The New Year greeting to England’s cattle farming industry could be an even bigger bill than they expect for badger culling in attempts to eradicate bovine tuberculosis (bTB). This is why.
The NFU is likely to propose that badgers could be killed over trial areas from 250 to 450 sq Km, up to three times the Coalition Government’s minimum, according to a report in the Farmers’ Weekly. Cattle farmers collectively could have to pay for a full-scale culling programme if the trial was considered effective and humane. The larger areas would be equivalent to squares of 13 miles by 13, but it is not yet possible to estimate the scale of the actual operations because the locations have not been revealed.
However, as a hypothetical example of the work that would need to be undertaken the Badger Trust has been analysing the Cambridgeshire constituency of Mr James Paice, the farming minister. It is described as being “centred on Ely” and a square of 450 sq Km with Ely at its centre contains almost 3,000 fields, not counting gardens and woodlands which could also be a refuge for badgers.
The size of the culling problem in such an area would be this:
FIRST, all the badgers would have to be counted. Contractors would then have to prove that at least 70 per cent had been killed - in a humane manner - over 70 per cent of the territory.

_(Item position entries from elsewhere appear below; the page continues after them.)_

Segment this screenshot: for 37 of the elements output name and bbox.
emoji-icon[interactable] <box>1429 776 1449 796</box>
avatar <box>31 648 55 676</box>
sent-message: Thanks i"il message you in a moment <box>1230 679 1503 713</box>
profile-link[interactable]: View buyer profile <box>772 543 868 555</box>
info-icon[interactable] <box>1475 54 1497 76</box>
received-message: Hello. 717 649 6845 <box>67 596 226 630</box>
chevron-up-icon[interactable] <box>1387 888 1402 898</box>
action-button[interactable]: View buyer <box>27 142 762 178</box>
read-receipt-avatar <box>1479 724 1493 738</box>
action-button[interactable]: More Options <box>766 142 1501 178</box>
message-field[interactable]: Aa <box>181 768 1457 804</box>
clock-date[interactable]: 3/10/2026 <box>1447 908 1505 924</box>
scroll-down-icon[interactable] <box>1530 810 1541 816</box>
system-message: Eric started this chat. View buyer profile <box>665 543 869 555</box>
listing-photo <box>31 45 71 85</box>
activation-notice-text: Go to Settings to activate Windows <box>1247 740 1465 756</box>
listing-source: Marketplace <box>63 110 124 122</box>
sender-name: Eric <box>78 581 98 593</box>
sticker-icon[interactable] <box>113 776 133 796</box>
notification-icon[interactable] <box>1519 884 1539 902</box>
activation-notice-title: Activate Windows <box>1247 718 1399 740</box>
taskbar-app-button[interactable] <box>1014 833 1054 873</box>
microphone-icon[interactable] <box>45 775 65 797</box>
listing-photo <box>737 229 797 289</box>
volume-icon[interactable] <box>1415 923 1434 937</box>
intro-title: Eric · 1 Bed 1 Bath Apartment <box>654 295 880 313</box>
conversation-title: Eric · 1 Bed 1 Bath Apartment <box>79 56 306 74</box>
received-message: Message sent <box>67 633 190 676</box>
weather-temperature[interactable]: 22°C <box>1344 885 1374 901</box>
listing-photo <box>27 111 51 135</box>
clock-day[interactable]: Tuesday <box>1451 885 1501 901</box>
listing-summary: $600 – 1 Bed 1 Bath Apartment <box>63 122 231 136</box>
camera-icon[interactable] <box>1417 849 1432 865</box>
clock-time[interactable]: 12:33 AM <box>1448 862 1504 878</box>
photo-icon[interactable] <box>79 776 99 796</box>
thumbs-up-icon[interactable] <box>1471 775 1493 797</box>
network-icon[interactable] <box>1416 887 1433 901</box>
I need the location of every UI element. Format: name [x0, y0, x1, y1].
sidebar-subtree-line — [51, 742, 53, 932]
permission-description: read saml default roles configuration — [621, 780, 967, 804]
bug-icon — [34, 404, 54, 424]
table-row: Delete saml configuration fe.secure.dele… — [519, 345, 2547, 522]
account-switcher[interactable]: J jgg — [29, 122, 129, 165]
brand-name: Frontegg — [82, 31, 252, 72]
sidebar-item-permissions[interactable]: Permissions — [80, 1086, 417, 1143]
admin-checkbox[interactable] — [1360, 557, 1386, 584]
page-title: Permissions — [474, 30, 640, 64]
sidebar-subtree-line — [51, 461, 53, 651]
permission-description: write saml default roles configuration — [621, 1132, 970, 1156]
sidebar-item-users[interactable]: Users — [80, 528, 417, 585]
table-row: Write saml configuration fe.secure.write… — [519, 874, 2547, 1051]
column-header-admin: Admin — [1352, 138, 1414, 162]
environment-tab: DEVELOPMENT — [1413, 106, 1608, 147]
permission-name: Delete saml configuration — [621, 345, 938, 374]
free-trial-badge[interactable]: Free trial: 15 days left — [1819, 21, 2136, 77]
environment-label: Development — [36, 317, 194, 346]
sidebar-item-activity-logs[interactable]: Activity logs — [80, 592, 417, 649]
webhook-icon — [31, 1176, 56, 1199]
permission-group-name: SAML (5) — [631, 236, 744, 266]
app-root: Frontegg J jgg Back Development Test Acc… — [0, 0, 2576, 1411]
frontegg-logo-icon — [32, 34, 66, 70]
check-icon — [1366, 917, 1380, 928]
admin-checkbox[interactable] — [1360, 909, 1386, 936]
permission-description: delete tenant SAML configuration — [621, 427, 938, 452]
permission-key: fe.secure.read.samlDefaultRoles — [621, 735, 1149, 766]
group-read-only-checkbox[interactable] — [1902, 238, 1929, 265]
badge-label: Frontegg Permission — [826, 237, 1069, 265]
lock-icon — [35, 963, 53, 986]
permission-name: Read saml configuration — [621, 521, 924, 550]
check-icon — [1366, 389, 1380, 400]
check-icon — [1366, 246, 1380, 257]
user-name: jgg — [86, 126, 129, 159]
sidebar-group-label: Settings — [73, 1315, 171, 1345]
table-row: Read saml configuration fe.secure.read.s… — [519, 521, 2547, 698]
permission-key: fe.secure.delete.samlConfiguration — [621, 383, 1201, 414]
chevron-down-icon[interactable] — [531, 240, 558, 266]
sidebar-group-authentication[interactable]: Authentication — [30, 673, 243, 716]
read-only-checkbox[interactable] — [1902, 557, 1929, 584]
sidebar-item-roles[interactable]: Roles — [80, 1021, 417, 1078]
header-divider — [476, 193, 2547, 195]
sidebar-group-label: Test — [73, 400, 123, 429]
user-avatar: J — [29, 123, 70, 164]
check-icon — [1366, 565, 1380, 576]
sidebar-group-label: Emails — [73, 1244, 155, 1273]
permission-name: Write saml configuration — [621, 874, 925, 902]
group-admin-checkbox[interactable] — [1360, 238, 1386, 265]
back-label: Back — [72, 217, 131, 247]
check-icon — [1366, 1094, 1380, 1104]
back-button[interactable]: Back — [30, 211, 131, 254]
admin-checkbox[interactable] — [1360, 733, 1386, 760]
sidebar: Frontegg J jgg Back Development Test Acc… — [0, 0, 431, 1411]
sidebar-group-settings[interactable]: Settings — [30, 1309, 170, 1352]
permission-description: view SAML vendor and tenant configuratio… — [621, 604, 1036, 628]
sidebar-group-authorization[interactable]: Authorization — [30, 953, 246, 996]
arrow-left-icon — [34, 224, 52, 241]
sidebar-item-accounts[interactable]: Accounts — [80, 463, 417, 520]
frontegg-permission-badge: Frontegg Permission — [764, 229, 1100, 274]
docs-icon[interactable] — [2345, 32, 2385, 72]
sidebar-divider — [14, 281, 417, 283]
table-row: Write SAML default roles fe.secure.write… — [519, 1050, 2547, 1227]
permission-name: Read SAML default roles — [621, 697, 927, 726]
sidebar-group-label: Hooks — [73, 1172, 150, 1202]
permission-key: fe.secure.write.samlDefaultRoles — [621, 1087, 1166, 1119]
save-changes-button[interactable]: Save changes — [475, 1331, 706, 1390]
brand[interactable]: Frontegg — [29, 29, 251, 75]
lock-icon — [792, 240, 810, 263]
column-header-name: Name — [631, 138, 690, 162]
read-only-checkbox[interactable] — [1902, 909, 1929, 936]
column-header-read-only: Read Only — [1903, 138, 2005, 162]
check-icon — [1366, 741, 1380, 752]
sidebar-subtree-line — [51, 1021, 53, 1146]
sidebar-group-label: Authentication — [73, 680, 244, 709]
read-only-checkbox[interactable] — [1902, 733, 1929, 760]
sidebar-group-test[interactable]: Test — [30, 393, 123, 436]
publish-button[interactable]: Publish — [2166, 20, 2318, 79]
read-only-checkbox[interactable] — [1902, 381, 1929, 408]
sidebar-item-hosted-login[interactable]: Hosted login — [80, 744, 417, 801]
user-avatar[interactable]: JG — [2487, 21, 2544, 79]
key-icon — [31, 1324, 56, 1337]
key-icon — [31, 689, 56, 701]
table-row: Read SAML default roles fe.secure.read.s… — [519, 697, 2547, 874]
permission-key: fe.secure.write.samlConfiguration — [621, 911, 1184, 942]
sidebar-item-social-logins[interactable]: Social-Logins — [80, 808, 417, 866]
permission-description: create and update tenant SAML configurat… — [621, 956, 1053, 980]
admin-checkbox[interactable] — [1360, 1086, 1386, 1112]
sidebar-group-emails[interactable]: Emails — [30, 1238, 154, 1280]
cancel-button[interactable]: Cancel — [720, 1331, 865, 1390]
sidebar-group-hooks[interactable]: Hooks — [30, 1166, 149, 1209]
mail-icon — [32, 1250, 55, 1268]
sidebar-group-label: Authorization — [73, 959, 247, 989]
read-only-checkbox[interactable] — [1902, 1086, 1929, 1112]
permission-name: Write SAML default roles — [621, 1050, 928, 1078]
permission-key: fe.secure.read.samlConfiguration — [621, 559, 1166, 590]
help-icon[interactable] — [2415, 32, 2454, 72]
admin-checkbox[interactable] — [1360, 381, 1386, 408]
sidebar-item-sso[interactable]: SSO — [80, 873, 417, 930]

SECOND, only then could the projected benefit be a possibility: a mere 16 per cent fewer herds affected over nine years as estimated on data from the £50-million Randomised Badger Culling Trial (RBCT). The Coalition Government has stated that this is the only sufficiently rigorous trial to be taken into consideration.
THIRD, this benefit would need the conditions to be in line with the RBCT. That involved the smaller task of killing in areas of about six miles square over only a few days – not the six weeks announced in the Commons last year nor over larger areas.

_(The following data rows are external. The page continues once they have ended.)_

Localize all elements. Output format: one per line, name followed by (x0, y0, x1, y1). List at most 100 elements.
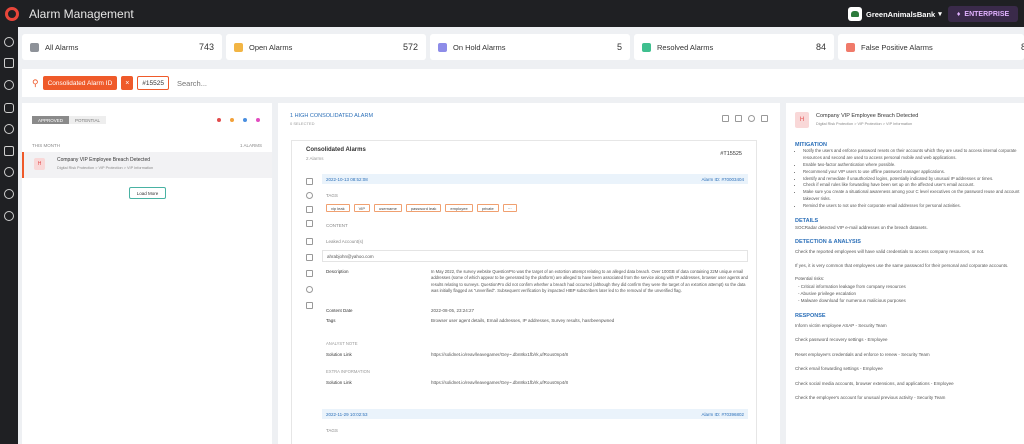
list-item: Check if email rules like forwarding hav… (803, 182, 1020, 189)
globe-icon[interactable] (4, 80, 14, 90)
enterprise-badge[interactable]: ♦ ENTERPRISE (948, 6, 1018, 22)
tag[interactable]: private (476, 204, 499, 212)
tag[interactable]: employee (445, 204, 473, 212)
check-icon[interactable] (748, 115, 755, 122)
alarm-list-panel: APPROVED POTENTIAL THIS MONTH 1 ALARMS H… (22, 103, 272, 444)
response-item: Check social media accounts, browser ext… (795, 380, 954, 386)
scan-icon[interactable] (4, 58, 14, 68)
share-icon[interactable] (306, 302, 313, 309)
solution-link[interactable]: https://solidnet.io/reav/leavegamer/Gey~… (431, 352, 568, 359)
stat-on-hold-alarms[interactable]: On Hold Alarms 5 (430, 34, 630, 60)
approval-toggle: APPROVED POTENTIAL (32, 116, 107, 124)
target-icon[interactable] (4, 124, 14, 134)
tags-list: vip leak VIP username password leak empl… (326, 204, 521, 212)
risk-text: Malware download for numerous malicious … (800, 298, 906, 304)
alarm-date: 2022-10-13 08:52:08 (326, 176, 368, 182)
selected-count: 0 SELECTED (290, 121, 315, 126)
card-title: Consolidated Alarms (306, 147, 366, 153)
gear-icon[interactable] (4, 211, 14, 221)
content-date: 2022-08-05, 23:24:27 (431, 308, 475, 313)
people-icon[interactable] (4, 189, 14, 199)
status-swatch (642, 42, 651, 52)
flag-icon[interactable] (306, 254, 313, 261)
tags-label: TAGS (326, 428, 338, 433)
alarm-title: Company VIP Employee Breach Detected (57, 157, 151, 163)
critical-dot[interactable] (217, 118, 221, 122)
remove-filter-button[interactable]: × (121, 76, 134, 90)
alarm-icon[interactable] (4, 146, 14, 156)
status-swatch (234, 42, 243, 52)
clock-icon[interactable] (306, 286, 313, 293)
tag[interactable]: vip leak (326, 204, 350, 212)
solution-label: Solution Link (326, 352, 352, 357)
stat-open-alarms[interactable]: Open Alarms 572 (226, 34, 426, 60)
tags-label: TAGS (326, 193, 338, 198)
search-bar: ⚲ Consolidated Alarm ID × #15525 (22, 69, 1024, 97)
stat-value: 743 (198, 42, 214, 52)
copy-icon[interactable] (722, 115, 729, 122)
mail-icon[interactable] (306, 270, 313, 277)
checkbox-icon[interactable] (306, 178, 313, 185)
page-title: Alarm Management (29, 6, 134, 21)
alarm-row-header[interactable]: 2022-10-13 08:52:08 Alarm ID: #70003404 (322, 174, 748, 184)
tab-approved[interactable]: APPROVED (32, 116, 70, 124)
tenant-switcher[interactable]: GreenAnimalsBank ▾ (848, 5, 942, 23)
load-more-button[interactable]: Load More (129, 187, 166, 199)
group-count: 1 ALARMS (239, 143, 262, 148)
search-input[interactable] (176, 78, 377, 88)
stat-value: 84 (815, 42, 826, 52)
thumbs-down-icon[interactable] (306, 220, 313, 227)
home-icon[interactable] (4, 37, 14, 47)
stat-label: On Hold Alarms (453, 42, 506, 52)
solution-link[interactable]: https://solidnet.io/reav/leavegamer/Gey~… (431, 380, 568, 387)
search-icon: ⚲ (32, 77, 39, 88)
risk-item: - Critical information leakage from comp… (798, 283, 906, 289)
alarm-detail-panel: 1 HIGH CONSOLIDATED ALARM 0 SELECTED Con… (278, 103, 780, 444)
low-dot[interactable] (256, 118, 260, 122)
sidebar (0, 27, 18, 444)
leaked-account: ahrabjohn@yahoo.com (327, 253, 374, 259)
risk-item: - Abusive privilege escalation (798, 290, 857, 296)
tag[interactable]: VIP (353, 204, 371, 212)
plan-label: ENTERPRISE (964, 10, 1010, 18)
stat-false-positive-alarms[interactable]: False Positive Alarms 8 (838, 34, 1024, 60)
list-item: Make sure you create a situational aware… (803, 189, 1020, 203)
more-tags-button[interactable]: ··· (502, 204, 517, 212)
tenant-name: GreenAnimalsBank (866, 9, 936, 19)
tags-row-label: Tags (326, 318, 336, 323)
pause-icon[interactable] (735, 115, 742, 122)
high-dot[interactable] (230, 118, 234, 122)
thumbs-down-icon[interactable] (761, 115, 768, 122)
stat-all-alarms[interactable]: All Alarms 743 (22, 34, 222, 60)
radar-icon[interactable] (4, 167, 14, 177)
medium-dot[interactable] (243, 118, 247, 122)
tag[interactable]: username (374, 204, 402, 212)
tag[interactable]: password leak (405, 204, 442, 212)
filter-chip[interactable]: Consolidated Alarm ID (42, 76, 118, 90)
risk-item: - Malware download for numerous maliciou… (798, 298, 906, 304)
stat-label: Open Alarms (249, 42, 293, 52)
severity-filter (217, 118, 260, 122)
list-item: Notify the users and enforce password re… (803, 148, 1020, 162)
alarm-stats: All Alarms 743 Open Alarms 572 On Hold A… (22, 34, 1024, 60)
list-item: Identify and remediate if unauthorized l… (803, 176, 1020, 183)
detection-text: Check the reported employees will have v… (795, 249, 985, 255)
card-subtitle: 2 Alarms (306, 156, 324, 161)
stat-resolved-alarms[interactable]: Resolved Alarms 84 (634, 34, 834, 60)
analysis-label: ANALYST NOTE (326, 341, 358, 346)
shield-icon[interactable] (4, 103, 14, 113)
alarm-subtitle: Digital Risk Protection > VIP Protection… (57, 166, 154, 170)
group-label: THIS MONTH (32, 143, 60, 148)
check-circle-icon[interactable] (306, 192, 313, 199)
app-logo-icon[interactable] (5, 6, 19, 21)
filter-value[interactable]: #15525 (137, 76, 169, 90)
stat-value: 572 (402, 42, 418, 52)
extra-info-label: EXTRA INFORMATION (326, 369, 370, 374)
stat-value: 5 (616, 42, 622, 52)
card-id: #T15525 (720, 151, 742, 157)
list-item[interactable]: H Company VIP Employee Breach Detected D… (22, 152, 272, 178)
tab-potential[interactable]: POTENTIAL (69, 116, 107, 124)
pause-icon[interactable] (306, 206, 313, 213)
alarm-row-header[interactable]: 2022-11-29 10:02:53 Alarm ID: #70396802 (322, 409, 748, 419)
comment-icon[interactable] (306, 238, 313, 245)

FOURTH, synchronising the killings is essential; it would be much harder over the six weeks.
FIFTH, no comparisons with the RBCT results - including the estimated 16 per cent benefit – can be inferred because the effectiveness of free shooting badgers at night has not been rigorously substantiated. It is not comparable with the humane and accountable method of cage trapping followed by shooting in broad daylight as in the RBCT. Furthermore the trials will not produce any reliable data about the effect on bTB.
SIXTH, farmers would have to meet an even more massive bill for sufficiently expert staff to cover larger areas for four years.
Badger culling, if it comes to pass, will represent a triumph of prejudice over science, a triumph of the feel-good factor over commonsense and a triumph of political expediency at the expense of a gullible industry.